A trama acompanha Bia, uma publicitária aparentemente calma, doce e simpática, que vive tentando agradar a todos até que sua vida desmorona.
Sabe aquele dia em que você acorda atrasada para o trabalho porque o vizinho fez uma festa até tarde? Que o chuveiro só tem água gelada?
Que acabou o café e não tem nada na geladeira? E ainda precisa sair correndo, enfrentando um trânsito caótico com pessoas sem empatia?
Ali você já sente que o seu dia vai ser terrível. Pois é. E, quando chega ao trabalho, descobre que agora tem uma chefe que é uma patricinha egocêntrica.
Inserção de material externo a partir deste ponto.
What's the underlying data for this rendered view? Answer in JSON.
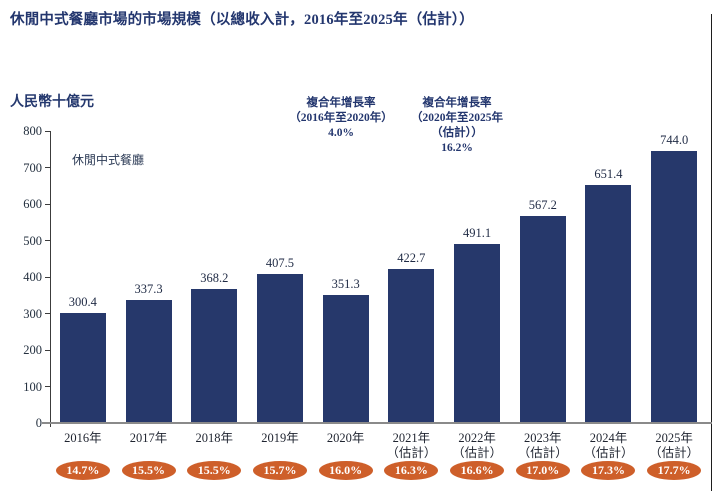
{
  "title": "休閒中式餐廳市場的市場規模（以總收入計，2016年至2025年（估計））",
  "y_axis": {
    "unit_label": "人民幣十億元",
    "ticks": [
      0,
      100,
      200,
      300,
      400,
      500,
      600,
      700,
      800
    ]
  },
  "legend": {
    "series_label": "休閒中式餐廳"
  },
  "annotations": {
    "cagr_2016_2020": {
      "lines": [
        "複合年增長率",
        "（2016年至2020年）",
        "4.0%"
      ]
    },
    "cagr_2020_2025": {
      "lines": [
        "複合年增長率",
        "（2020年至2025年",
        "（估計））",
        "16.2%"
      ]
    }
  },
  "chart_data": {
    "type": "bar",
    "title": "休閒中式餐廳市場的市場規模（以總收入計，2016年至2025年（估計））",
    "ylabel": "人民幣十億元",
    "ylim": [
      0,
      800
    ],
    "grid": false,
    "legend_position": "top-left-inside",
    "categories": [
      [
        "2016年"
      ],
      [
        "2017年"
      ],
      [
        "2018年"
      ],
      [
        "2019年"
      ],
      [
        "2020年"
      ],
      [
        "2021年",
        "（估計）"
      ],
      [
        "2022年",
        "（估計）"
      ],
      [
        "2023年",
        "（估計）"
      ],
      [
        "2024年",
        "（估計）"
      ],
      [
        "2025年",
        "（估計）"
      ]
    ],
    "series": [
      {
        "name": "休閒中式餐廳",
        "values": [
          300.4,
          337.3,
          368.2,
          407.5,
          351.3,
          422.7,
          491.1,
          567.2,
          651.4,
          744.0
        ]
      }
    ],
    "value_labels": [
      "300.4",
      "337.3",
      "368.2",
      "407.5",
      "351.3",
      "422.7",
      "491.1",
      "567.2",
      "651.4",
      "744.0"
    ],
    "percent_labels": [
      "14.7%",
      "15.5%",
      "15.5%",
      "15.7%",
      "16.0%",
      "16.3%",
      "16.6%",
      "17.0%",
      "17.3%",
      "17.7%"
    ],
    "cagr_annotations": [
      "複合年增長率（2016年至2020年）4.0%",
      "複合年增長率（2020年至2025年（估計））16.2%"
    ]
  },
  "colors": {
    "bar": "#26386b",
    "title_text": "#23366e",
    "badge": "#ce5f2a",
    "badge_text": "#ffffff",
    "baseline": "#8a8a8a"
  }
}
Em casa Bia tem ao seu lado um marido que, aos olhos de todos, parece um artista incrível, mas que na realidade vive um bloqueio criativo e não contribui em nada. Para piorar, seus melhores amigos não ajudam: de um lado, um ex-namorado duvidoso; de outro, uma amiga que nunca presta atenção nos seus desabafos.
E assim vemos a Bia à beira de um colapso de ansiedade e angústia, com taquicardia, tontura e efeitos mentais que recaem sobre o corpo.
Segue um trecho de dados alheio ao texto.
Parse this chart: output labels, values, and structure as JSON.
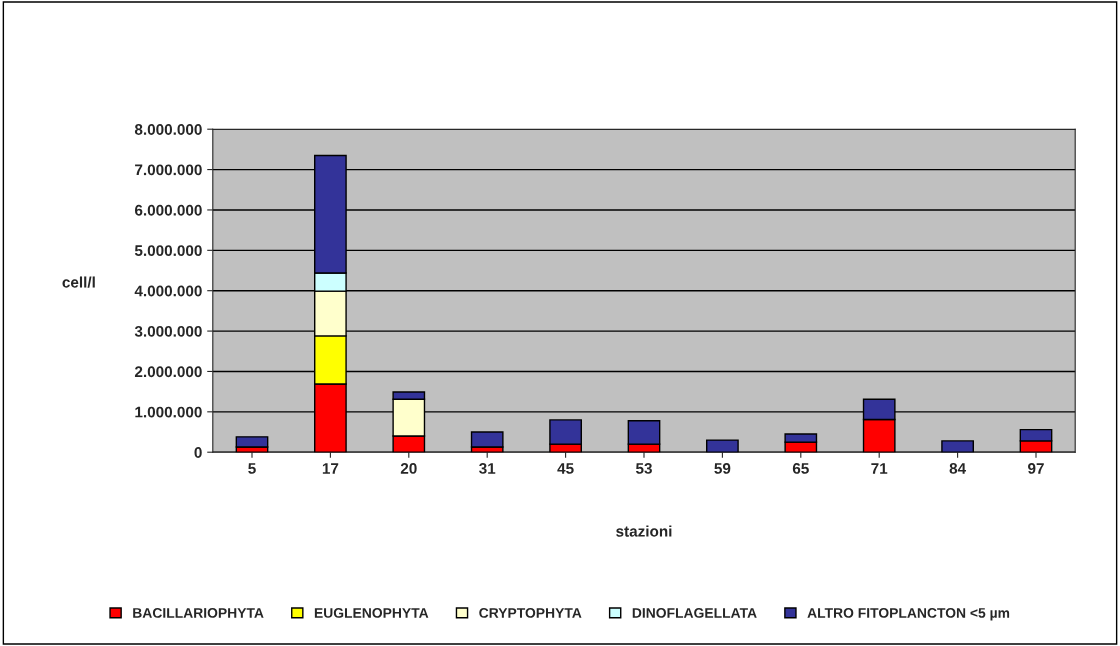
{
  "chart_data": {
    "type": "bar",
    "stacked": true,
    "xlabel": "stazioni",
    "ylabel": "cell/l",
    "categories": [
      "5",
      "17",
      "20",
      "31",
      "45",
      "53",
      "59",
      "65",
      "71",
      "84",
      "97"
    ],
    "series": [
      {
        "name": "BACILLARIOPHYTA",
        "color": "#ff0000",
        "values": [
          130000,
          1690000,
          400000,
          130000,
          200000,
          200000,
          null,
          250000,
          810000,
          null,
          280000
        ]
      },
      {
        "name": "EUGLENOPHYTA",
        "color": "#ffff00",
        "values": [
          null,
          1190000,
          null,
          null,
          null,
          null,
          null,
          null,
          null,
          null,
          null
        ]
      },
      {
        "name": "CRYPTOPHYTA",
        "color": "#ffffcc",
        "values": [
          null,
          1110000,
          910000,
          null,
          null,
          null,
          null,
          null,
          null,
          null,
          null
        ]
      },
      {
        "name": "DINOFLAGELLATA",
        "color": "#ccffff",
        "values": [
          null,
          450000,
          null,
          null,
          null,
          null,
          null,
          null,
          null,
          null,
          null
        ]
      },
      {
        "name": "ALTRO FITOPLANCTON <5 µm",
        "color": "#333399",
        "values": [
          250000,
          2910000,
          180000,
          370000,
          600000,
          580000,
          300000,
          200000,
          500000,
          280000,
          280000
        ]
      }
    ],
    "ylim": [
      0,
      8000000
    ],
    "yticks": [
      {
        "value": 0,
        "label": "0"
      },
      {
        "value": 1000000,
        "label": "1.000.000"
      },
      {
        "value": 2000000,
        "label": "2.000.000"
      },
      {
        "value": 3000000,
        "label": "3.000.000"
      },
      {
        "value": 4000000,
        "label": "4.000.000"
      },
      {
        "value": 5000000,
        "label": "5.000.000"
      },
      {
        "value": 6000000,
        "label": "6.000.000"
      },
      {
        "value": 7000000,
        "label": "7.000.000"
      },
      {
        "value": 8000000,
        "label": "8.000.000"
      }
    ],
    "grid": "y",
    "legend": "bottom"
  }
}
A pedido de sua nova chefe, ela vai até uma xamã, a Deusa Xana, que muda completamente sua perspectiva.
Depois desse estalo, Bia consegue tomar as rédeas da própria vida de um jeito sem filtro. Ela finalmente diz o que pensa, sem se importar com as consequências.
Fabiula Nascimento está ótima como Bia, transita muito bem entre a comédia e os momentos mais intensos, entregando uma personagem que poderia facilmente ser exagerada, mas que ganha verdade na forma como ela se impõe em cena.
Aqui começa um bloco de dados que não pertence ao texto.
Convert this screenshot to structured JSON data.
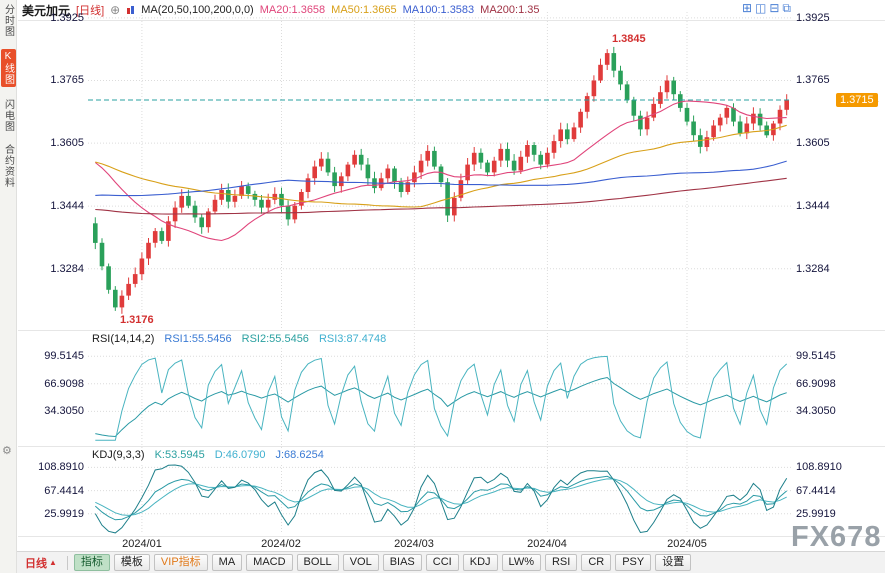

O filme tem ótimas piadas e sacadas, mostrando de forma natural o que é ser uma mulher em uma posição de referência e, ao mesmo tempo, esposa, enfrentando o dia a dia para chegar até onde chegou. Mas tudo isso com muito humor e leveza, deixando claro que a transformação da personagem não se resume a uma crise. É muito mais sobre coragem e escolhas, sobre se impor no próprio ritmo.
Mas… quem nunca quis ser uma mulher sem filtro por um dia?